Il faut noter qu’il nous reste seulement 20 ans pour saisir cette opportunité grâce à cette aubaine démographique et cette jeunesse active importante. D’un autre côté, le Maroc affiche de bons indicateurs à plusieurs niveaux. C’est l’un des pays les plus stables politiquement, il est connu aussi comme l’un des pays émergents à avoir une des meilleures gestions macro-économiques, il est dans le top 60 au monde en termes de doing business, mais ce qui fait défaut, c’est le capital humain. 
Le groupe Banque mondiale a fait du capital humain et du développement de l’employabilité une priorité majeure et pour nous la création de champions du secteur privé dans l’éducation est extrêmement importante».

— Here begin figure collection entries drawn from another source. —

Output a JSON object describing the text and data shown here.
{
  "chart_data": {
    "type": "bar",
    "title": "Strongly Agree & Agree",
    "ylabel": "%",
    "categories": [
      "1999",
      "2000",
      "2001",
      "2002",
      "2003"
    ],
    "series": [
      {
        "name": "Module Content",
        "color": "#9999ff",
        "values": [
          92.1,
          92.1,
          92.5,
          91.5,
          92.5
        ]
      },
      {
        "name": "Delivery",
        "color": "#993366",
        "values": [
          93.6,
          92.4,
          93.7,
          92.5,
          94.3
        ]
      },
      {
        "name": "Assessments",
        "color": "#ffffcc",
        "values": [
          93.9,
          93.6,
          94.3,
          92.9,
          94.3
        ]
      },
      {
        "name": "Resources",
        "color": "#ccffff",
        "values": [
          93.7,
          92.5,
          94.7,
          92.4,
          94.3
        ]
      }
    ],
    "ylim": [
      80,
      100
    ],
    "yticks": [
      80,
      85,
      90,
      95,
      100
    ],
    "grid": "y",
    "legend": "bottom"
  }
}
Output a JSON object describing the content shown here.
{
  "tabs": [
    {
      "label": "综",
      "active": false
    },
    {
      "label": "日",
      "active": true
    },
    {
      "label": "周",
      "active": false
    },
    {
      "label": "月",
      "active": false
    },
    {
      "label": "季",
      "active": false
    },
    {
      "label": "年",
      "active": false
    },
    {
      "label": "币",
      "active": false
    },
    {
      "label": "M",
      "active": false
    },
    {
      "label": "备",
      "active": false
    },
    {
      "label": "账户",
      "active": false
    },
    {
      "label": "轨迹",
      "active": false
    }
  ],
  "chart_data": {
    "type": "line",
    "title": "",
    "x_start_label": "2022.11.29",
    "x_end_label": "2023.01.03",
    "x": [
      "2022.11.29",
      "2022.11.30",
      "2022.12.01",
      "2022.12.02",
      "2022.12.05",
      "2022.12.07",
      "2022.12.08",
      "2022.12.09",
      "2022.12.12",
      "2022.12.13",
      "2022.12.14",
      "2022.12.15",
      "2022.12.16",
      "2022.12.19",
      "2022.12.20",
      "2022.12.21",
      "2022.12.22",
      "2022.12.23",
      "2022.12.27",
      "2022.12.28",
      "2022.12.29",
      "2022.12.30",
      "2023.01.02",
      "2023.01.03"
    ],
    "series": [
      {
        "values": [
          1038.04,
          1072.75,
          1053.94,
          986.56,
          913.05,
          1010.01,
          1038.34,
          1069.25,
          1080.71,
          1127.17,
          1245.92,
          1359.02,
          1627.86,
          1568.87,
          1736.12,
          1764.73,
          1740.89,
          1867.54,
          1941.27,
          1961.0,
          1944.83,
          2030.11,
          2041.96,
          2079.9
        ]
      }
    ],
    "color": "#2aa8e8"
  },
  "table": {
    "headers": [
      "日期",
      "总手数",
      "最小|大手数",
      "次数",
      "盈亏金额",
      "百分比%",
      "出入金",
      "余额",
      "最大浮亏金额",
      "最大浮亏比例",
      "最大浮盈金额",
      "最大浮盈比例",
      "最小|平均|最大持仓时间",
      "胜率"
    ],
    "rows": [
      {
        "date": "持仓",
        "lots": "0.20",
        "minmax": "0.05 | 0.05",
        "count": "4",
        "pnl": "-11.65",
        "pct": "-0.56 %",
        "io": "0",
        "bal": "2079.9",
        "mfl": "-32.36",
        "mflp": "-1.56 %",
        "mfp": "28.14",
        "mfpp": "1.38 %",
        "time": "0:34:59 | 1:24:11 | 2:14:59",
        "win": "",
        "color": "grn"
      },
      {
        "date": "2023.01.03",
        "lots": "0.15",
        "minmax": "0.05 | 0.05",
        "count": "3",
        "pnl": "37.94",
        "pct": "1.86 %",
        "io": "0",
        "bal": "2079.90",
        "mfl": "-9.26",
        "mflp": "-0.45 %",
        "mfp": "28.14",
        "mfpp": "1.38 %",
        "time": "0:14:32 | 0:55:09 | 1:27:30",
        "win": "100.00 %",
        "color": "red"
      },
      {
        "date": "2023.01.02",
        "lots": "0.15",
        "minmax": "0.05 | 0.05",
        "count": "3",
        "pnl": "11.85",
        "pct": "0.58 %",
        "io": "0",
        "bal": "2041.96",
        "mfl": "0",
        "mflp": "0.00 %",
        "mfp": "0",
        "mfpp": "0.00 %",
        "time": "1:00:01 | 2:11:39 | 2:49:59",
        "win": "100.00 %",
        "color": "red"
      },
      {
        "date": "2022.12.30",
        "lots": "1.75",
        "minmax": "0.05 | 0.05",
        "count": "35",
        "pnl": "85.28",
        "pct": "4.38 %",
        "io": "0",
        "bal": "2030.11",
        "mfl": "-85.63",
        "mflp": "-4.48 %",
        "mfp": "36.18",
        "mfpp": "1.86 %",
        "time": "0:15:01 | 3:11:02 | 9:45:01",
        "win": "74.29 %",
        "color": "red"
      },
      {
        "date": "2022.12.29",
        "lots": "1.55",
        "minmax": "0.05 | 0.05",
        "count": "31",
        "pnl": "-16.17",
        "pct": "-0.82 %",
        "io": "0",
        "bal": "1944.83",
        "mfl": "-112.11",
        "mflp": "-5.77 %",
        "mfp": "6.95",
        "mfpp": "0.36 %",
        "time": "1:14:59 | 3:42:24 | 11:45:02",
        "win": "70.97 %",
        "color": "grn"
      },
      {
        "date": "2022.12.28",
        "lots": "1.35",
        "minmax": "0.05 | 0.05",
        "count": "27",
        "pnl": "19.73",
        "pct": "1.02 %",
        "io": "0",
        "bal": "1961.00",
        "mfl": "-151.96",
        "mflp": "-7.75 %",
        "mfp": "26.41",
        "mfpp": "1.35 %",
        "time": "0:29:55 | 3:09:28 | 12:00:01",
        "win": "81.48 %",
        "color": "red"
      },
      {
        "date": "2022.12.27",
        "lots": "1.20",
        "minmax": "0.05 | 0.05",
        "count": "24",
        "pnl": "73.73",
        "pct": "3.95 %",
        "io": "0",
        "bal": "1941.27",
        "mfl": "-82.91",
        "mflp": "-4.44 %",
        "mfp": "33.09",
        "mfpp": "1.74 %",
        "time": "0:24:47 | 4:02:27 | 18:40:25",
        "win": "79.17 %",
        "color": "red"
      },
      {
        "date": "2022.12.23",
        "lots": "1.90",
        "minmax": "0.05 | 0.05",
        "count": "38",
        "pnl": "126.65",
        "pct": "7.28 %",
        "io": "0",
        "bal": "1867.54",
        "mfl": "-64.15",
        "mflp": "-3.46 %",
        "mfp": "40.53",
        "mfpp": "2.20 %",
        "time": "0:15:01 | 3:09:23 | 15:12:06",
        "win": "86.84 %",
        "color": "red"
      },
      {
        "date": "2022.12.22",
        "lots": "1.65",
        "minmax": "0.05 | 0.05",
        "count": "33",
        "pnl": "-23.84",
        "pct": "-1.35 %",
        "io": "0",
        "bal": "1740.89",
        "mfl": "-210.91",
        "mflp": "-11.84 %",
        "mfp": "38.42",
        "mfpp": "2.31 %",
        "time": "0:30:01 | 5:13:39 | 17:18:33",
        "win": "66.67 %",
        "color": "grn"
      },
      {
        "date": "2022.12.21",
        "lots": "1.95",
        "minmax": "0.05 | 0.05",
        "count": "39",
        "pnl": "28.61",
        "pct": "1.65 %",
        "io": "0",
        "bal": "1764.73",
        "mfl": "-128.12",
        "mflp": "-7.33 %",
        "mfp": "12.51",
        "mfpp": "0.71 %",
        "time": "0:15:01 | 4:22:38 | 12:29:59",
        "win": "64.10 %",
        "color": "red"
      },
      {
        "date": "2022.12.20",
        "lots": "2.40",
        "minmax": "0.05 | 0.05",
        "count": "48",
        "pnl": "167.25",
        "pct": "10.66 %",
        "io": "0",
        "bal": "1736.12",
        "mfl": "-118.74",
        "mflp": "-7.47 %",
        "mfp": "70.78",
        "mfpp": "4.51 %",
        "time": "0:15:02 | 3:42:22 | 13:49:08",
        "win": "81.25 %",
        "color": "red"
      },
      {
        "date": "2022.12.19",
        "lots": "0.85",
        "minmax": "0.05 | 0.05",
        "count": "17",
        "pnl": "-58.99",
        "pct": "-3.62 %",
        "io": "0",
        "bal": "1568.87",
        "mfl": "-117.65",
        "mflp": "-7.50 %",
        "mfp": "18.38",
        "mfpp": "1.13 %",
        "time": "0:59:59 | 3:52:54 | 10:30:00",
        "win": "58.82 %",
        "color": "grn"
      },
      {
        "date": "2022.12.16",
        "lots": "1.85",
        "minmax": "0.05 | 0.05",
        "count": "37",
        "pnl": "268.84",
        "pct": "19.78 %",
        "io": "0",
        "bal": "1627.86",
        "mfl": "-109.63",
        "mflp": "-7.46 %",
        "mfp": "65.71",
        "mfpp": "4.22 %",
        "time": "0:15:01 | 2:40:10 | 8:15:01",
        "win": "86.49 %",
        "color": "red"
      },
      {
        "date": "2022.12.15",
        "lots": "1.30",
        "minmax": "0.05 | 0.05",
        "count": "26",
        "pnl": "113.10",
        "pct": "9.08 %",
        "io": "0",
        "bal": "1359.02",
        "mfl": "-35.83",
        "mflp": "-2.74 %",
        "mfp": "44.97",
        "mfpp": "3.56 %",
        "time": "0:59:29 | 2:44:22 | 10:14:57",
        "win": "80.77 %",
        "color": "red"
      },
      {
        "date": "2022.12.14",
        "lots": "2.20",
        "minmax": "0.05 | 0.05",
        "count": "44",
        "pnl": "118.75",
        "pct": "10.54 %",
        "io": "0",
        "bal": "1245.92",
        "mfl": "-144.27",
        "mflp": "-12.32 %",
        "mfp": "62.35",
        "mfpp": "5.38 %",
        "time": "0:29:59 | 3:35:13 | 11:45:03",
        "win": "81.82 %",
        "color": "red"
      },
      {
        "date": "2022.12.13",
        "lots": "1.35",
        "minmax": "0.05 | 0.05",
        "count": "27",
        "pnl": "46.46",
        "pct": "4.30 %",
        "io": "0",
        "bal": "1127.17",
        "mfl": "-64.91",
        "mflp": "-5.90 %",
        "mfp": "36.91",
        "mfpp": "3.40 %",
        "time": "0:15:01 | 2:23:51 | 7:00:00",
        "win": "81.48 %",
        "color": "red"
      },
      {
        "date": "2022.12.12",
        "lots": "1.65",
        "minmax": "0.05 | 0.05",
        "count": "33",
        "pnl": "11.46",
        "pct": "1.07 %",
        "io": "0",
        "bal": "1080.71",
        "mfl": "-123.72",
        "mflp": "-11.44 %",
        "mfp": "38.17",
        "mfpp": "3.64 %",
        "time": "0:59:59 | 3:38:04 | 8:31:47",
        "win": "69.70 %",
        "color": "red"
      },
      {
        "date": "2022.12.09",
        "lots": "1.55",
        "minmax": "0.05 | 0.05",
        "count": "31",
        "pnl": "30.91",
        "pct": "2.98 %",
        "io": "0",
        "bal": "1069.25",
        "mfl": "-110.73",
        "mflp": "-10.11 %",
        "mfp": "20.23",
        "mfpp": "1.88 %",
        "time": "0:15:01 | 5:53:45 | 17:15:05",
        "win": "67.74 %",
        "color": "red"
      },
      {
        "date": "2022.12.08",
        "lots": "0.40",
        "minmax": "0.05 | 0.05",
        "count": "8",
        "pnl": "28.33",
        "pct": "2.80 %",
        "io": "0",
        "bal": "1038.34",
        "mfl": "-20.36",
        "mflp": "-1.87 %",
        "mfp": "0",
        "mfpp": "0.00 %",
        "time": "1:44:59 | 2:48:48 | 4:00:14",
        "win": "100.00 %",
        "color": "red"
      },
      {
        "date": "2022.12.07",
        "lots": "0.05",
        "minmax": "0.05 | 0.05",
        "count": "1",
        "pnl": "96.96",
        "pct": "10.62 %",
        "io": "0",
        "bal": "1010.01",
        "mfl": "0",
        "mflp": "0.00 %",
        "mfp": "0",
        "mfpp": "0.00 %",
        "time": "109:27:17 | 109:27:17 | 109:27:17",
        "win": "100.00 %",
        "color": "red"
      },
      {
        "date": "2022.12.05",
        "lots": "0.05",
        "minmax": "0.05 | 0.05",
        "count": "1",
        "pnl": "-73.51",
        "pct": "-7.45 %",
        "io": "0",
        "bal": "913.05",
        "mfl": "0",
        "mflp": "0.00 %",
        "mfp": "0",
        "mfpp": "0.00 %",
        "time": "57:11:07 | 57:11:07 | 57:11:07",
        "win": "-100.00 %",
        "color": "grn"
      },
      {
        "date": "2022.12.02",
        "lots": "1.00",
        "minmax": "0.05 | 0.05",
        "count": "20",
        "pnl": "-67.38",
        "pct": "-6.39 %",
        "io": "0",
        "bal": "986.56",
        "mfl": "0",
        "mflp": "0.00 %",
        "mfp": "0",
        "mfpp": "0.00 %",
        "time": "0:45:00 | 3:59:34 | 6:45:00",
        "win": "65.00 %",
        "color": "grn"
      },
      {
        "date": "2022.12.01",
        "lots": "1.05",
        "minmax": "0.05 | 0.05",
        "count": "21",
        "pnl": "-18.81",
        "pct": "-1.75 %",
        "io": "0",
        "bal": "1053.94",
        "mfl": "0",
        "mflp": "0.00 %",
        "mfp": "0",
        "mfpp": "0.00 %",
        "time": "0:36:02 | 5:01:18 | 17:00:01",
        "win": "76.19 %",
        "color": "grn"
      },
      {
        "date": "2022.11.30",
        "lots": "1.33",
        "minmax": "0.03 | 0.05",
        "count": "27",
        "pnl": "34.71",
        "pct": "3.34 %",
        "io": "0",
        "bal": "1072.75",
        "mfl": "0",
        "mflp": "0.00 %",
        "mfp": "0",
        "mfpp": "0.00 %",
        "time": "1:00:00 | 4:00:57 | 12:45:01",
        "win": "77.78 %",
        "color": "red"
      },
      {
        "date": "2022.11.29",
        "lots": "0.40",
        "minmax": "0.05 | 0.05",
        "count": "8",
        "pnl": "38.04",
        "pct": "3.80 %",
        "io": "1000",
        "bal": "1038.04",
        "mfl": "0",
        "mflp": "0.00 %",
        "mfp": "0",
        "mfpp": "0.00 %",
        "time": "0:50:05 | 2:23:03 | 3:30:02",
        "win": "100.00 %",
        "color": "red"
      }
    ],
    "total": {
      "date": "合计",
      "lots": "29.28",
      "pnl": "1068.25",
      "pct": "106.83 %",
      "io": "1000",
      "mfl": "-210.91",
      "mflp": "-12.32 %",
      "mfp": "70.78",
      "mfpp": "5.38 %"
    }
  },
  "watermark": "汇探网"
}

Hamid El Otmani, président de la commission Talent, formation et employabilité à la CGEM

«Environ 30 à 35% des 300.000 diplômés voient apparaître une annonce par an susceptible de les concerner. Je considère que ce sont des gens hors champ du marché. En effet, il y a des branches qui déversent, année après année, un nombre considérable de diplômés non recrutés. Il est temps de stopper cette hémorragie. Donc la première décision à prendre c’est d’avoir le courage politique de fermer un certain nombre de branches qui mènent droit dans le mur. Pour faire face à ce stock, on doit avoir une université parallèle à ce qu’on a aujourd’hui et qui doit se charger uniquement de la reconversion. Celle-ci nécessitera pour chaque diplômé au moins deux années d’investissements. Il y a aussi des candidats qui se présentent à des entretiens de recrutement, mais qui les ratent systématiquement. Après un mois, ce n’est pas grave, mais si cela dure deux ans, cela pose problème. Là, leur profil est recherché sur le marché, mais les candidats ne satisfont pas les recruteurs. Là aussi on a besoin d’une université parallèle pour capitaliser sur ce qui manque à ces jeunes, notamment les soft-skills».

Mohamed Ait El Kadi, directeur des études à l’Université Mundiapolis

«Le cœur de nos préoccupations, c’est bien l’employabilité. Avoir un enseignement qui a un impact fort permettant à l’étudiant d’accéder à la vie active avec ses hard-skills, mais aussi ses soft-skills. Nous nous inscrivons aussi dans la démarche du ministère qui est d’accorder plus d’importance aux compétences qui feront la distinction entre les différents étudiants. Il est évident qu’il y a un grand écart entre l’enseignement proposé et les exigences du marché. Parce qu’il faut décrocher un job et faire ses preuves une fois embauché, mais aussi avoir une qualité de vie meilleure en occupant l’emploi approprié».